Methodological quality of the review: Low confidence
Author: Taban M, Behrens A, Newcomb RL, Nobe MY, Saedi G, Sweet PM, McDonnell PJ.
Region: Europe, United States, Canada, India, Africa, Australia, Turkey, Nepal, Pakistan, Japan, New Zealand. One study covered Israel, Malaysia, Russia, Saudi Arabia and Singapore.
Sector: Cataract surgery, endophthalmitis
Sub-sector: Clear corneal incisions
Equity focus: None specified
Review type: Effectiveness review
Quantitative synthesis method: Regression analysis
Qualitative synthesis methods: Not applicable
Cataract extraction has undergone remarkable technological progress, where small incision phacoemulsification became possible in the late 1980s. Self-healing clear corneal incision was introduced in 1992 and since then, clear corneal incisions have increased in popularity over limbal and tunnel incisions among surgeons, especially in the United States and Europe. Endophthalmitis is a rare intraocular infection which occurs most commonly as a complication of intraocular surgery and can cause severe visual impairment. The reported incidence of endophthalmitis varies by procedure and across studies. However, recent studies have associated the increasing incidence of endophthalmitis with the development of clear corneal incisions.
To determine the reported incidence of acute endophthalmitis following cataract extraction over time and to explore possible contributing factors, such as type of cataract incision.
The systematic review included 215 studies, all of which addressed post-cataract (primary or secondary cataract surgery with or without intraocular lens implantation) endophthalmitis occurrence. It is not clear the types of studies included in the review.
Studies included were conducted in a number of high-, and low- to middle-income countries (see geographical coverage).
From the 215 included studies, a total of 3,140,650 cataract extractions were pooled resulting in an overall rate of 0.128% of post-cataract endophthalmitis. A significant increase in endophthalmitis rate was identified since 2000 compared with previous decades: 0.256% in 2000-2003, 0.087% in the 1990s, 0.158% in the 1980s and 0.372% during the 1970s.
An upward trend in rates after 1992 was noted, suggesting that incision type influenced risk. Endophthalmitis following clear corneal cataract extraction during 1992 and 2003 was 0.189% compared with 0.074% (relative risk, 2.55 [95% confidence interval, 1.75 -3.71]) for scleral incision and 0.062% (relative risk, 3.06 [95% confidence interval, 2.48-3.76]) for limbal incision.
Overall, authors concluded that the incidence of endophthalmitis associated with cataract extraction had increased over the last decade (review conducted in 2005). This trend coincides with the development of sutureless clear corneal incisions. They also note that most reports to date (2005) looking at the rate of endophthalmitis are limited to small sample sizes or the individual experiences of groups of surgeons or institutions. As a result, future research should be more thoroughly studied in ‘large-scale prospective trials’.
Inclusion criteria of studies consisted of studies written in English; examined human cases; examined primary or secondary cataract surgery with or without intraocular lens (IOL) implantation; and addressed postcataract endophthalmitis occurrence.
Authors conducted literature search on two databases, PUBMED and Cochrane, from 1963 to 2003; manually searched reference lists of original reports and review articles; reviewed major ophthalmic textbooks, key publishing proceedings and scientific session electronic abstracts (2001-2003). Although authors reported the process of study identification and data abstraction, it is not clear if these were conducted by two reviewers.

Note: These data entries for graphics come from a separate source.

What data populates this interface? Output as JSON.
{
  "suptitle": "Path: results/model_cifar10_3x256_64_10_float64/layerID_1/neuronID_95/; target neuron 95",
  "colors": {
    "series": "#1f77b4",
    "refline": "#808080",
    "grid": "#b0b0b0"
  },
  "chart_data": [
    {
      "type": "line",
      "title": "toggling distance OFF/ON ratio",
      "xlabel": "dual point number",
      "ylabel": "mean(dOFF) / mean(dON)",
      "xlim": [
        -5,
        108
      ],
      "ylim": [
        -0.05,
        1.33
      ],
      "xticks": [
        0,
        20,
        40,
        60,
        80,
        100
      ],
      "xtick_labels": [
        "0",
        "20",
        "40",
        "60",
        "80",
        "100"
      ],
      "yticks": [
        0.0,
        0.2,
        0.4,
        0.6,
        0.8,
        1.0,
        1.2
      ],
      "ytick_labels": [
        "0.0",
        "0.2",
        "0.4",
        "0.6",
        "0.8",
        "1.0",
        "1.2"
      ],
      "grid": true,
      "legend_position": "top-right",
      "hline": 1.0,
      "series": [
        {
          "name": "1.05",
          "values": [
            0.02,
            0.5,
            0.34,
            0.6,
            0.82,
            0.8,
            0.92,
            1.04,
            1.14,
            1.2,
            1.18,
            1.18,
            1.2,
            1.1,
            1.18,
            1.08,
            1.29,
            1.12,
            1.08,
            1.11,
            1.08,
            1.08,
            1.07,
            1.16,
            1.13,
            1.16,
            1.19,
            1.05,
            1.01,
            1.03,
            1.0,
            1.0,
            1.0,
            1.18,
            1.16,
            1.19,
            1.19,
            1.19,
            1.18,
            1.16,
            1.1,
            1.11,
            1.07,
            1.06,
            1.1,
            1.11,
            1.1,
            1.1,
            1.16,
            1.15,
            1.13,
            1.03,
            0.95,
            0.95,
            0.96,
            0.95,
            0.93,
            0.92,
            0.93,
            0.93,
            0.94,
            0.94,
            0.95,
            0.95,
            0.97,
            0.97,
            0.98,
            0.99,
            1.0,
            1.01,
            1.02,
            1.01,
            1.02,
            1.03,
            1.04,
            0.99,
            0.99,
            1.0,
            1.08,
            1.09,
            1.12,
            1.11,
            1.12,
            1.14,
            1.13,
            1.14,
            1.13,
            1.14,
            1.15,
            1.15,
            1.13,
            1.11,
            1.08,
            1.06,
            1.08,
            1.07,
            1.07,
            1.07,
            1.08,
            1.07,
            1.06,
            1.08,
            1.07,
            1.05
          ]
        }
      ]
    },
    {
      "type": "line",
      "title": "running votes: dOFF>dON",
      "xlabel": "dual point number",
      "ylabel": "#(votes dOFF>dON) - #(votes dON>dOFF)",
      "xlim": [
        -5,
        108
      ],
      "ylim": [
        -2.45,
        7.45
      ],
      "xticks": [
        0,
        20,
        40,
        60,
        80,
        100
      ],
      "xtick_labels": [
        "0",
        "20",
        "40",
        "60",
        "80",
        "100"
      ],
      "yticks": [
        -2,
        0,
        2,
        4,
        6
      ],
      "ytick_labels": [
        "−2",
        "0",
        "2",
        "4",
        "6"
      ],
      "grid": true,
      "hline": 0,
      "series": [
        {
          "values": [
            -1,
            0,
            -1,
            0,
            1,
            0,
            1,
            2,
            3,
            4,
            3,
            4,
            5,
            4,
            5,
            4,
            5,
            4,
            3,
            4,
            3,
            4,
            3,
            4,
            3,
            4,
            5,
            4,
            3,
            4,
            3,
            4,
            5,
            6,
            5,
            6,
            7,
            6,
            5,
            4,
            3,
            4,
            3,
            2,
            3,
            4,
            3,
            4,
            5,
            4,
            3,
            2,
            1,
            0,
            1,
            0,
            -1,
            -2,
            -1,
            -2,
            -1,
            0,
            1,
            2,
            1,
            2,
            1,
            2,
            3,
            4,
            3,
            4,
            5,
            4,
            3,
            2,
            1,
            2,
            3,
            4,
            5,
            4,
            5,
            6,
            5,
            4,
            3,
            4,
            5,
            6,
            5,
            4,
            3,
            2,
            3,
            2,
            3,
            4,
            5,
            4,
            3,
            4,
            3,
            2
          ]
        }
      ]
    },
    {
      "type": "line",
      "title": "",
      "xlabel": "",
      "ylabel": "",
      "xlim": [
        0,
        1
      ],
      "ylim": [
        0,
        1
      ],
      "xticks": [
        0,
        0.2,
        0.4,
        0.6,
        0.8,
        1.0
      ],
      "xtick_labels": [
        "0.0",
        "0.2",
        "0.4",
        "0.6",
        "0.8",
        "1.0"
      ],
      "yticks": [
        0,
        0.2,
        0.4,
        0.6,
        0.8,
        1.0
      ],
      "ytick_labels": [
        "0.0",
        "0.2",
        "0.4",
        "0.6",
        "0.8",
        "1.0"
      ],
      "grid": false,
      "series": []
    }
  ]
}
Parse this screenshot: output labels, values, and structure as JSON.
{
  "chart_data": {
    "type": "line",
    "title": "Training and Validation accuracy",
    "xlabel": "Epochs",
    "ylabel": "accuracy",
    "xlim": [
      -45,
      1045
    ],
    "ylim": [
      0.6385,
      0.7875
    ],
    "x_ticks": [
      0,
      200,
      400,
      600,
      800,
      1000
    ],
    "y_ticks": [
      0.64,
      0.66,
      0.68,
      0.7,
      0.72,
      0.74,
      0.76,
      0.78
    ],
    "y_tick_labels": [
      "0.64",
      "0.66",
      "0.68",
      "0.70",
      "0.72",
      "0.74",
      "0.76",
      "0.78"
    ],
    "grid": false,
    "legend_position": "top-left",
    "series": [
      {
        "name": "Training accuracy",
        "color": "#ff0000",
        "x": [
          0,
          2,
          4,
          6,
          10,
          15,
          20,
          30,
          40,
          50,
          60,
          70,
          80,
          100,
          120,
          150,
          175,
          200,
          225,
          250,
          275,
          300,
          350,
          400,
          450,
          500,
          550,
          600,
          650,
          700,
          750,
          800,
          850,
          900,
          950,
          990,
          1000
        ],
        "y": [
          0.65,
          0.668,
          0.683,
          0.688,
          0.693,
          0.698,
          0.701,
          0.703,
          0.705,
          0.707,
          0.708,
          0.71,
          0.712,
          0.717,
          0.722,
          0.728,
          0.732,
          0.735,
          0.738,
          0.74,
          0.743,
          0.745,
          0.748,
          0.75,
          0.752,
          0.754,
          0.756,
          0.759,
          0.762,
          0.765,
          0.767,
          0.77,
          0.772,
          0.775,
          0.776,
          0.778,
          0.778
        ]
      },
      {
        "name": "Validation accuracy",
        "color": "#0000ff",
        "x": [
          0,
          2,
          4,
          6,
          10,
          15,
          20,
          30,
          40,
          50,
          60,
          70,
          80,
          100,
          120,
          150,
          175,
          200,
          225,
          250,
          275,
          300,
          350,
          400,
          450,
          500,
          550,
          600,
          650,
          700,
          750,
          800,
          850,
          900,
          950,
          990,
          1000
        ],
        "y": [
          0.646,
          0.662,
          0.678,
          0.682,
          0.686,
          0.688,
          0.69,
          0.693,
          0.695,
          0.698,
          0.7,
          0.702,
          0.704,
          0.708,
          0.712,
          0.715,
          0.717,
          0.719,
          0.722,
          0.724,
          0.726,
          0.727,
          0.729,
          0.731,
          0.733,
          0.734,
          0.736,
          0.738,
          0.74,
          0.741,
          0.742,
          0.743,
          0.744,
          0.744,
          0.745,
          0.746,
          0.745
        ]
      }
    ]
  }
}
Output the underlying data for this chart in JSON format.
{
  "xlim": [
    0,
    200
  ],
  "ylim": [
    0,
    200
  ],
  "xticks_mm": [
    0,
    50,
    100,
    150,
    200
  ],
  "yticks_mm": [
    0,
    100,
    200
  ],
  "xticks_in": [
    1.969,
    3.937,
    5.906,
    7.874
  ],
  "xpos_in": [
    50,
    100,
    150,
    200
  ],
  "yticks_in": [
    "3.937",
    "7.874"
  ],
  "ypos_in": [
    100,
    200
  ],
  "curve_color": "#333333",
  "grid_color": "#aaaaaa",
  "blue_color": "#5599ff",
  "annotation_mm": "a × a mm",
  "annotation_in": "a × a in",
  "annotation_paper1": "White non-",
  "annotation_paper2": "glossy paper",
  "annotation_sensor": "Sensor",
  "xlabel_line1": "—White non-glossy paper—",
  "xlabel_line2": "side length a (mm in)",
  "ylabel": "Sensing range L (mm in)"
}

Authors conducted a weighted regression analysis to portray how postoperative infection rates were changing from 1964 to 2003. This period was also divided into two sub-periods to analyse the impact of the development of clear corneal incision technique.
Due to the small sample sizes and differing methodological approaches of the included studies (including varying definitions of endophthalmitis, and complications around the miscoding of endophthalmitis), it was recognized that there are limits to the statistical validity of the findings and the general applicability of the research.
Although the review included studies from a range of countries (as described above) including low- and middle-income countries, it was not possible from the review to draw conclusions regarding the applicability of findings to different settings.
The literature search covered relevant databases and reference lists in included studies, but authors/experts were not contacted for additional studies and the search was restricted to published English-language studies. Therefore, we could not be confident that relevant studies were not omitted. Characteristics of included studies such as intervention details, participants and outcomes were not reported by the authors. Additionally, the authors did not provide information on how many reviewers screened articles for their eligibility for inclusion in the review as well information on data extraction. As such, it was not possible to determine the appropriateness of the meta-regression analysis, the quality and risk of bias assessment of heterogeneity of included studies. However, authors concluded that there is clear evidence to support the notion that post-surgical acute endophthalmitis following cataract extraction has been increasing in the past decade and that this trend is associated with the increase prevalence of self-sealing clear corneal incision technique. Therefore, low confidence in the conclusions about the effects was attributed to this study.